In the chapter titled, “Liquified Soul”, Tipton-Martin tells the story of Tom Bullock, the first black bartender to publish a cocktail book titled The Ideal Bartender. Bullock, so well known for his skills, has the introduction for the book written by one of the Bushes. Jubilee includes a copy of Bullock’s mint julep recipe (pg. 79), which was wrongful attributed to someone else in The Blue Grass Cookbook. The recipe calls for easily obtained ingredients and provides great detail on how to craft the ideal cocktail.

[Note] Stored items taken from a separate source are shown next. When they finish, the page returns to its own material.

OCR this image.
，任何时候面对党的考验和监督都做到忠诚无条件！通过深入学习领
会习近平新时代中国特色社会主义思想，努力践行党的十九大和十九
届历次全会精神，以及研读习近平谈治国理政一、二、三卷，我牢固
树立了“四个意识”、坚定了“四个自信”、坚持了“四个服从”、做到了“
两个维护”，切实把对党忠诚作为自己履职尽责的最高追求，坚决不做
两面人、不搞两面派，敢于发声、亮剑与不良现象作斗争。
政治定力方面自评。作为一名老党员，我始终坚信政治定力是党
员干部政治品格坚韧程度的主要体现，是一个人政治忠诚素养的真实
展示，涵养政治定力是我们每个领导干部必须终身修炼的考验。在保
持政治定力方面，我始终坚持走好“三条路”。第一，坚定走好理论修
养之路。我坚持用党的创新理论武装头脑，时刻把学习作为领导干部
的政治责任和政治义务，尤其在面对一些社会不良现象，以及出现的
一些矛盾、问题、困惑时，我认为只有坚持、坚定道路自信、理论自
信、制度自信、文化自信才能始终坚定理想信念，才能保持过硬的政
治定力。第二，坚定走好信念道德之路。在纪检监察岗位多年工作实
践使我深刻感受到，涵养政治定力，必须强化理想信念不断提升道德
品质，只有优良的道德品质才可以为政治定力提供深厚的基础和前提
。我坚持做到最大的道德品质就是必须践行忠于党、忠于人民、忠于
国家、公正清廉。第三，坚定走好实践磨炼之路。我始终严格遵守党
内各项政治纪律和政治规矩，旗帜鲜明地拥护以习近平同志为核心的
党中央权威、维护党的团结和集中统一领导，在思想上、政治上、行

“A Little Bit of This, a Little Bit of That” introduces the reader to Nicodemus, the only remaining Black town in the western United States. Established after Reconstruction, the town was hailed as a new beginning for newly emancipated families. Newcomers with limited resources took a bit of this and that to create a home of their own. Similar to the string beans a la creole recipe ((pg. 187), adapted from Bertha Turner’s cookbook, The Federation Cook Book: A Collection of Tested Recipe, Contributed by the Colored Women of the State of California. The recipe mixes fresh green beans with tomatoes and green chilies that deliver a slight kick. This dish offers an approach to green beans different than that of my own up bring, which included boiled beans with smoked ham hocks, diced potatoes, and onions. Tipton-Martin encourages the reader/cook to experiment with the recipes, by taking a bit of this and that to make it your own. Just as she has done with Jubilee.
This cookbook calls for a celebration or better yet a jubilee. Filled with culinary stories of creativity and perseverance, I’m sure it will be in regular rotation in my kitchen. Be sure to pick your own copy and relive some culinary history.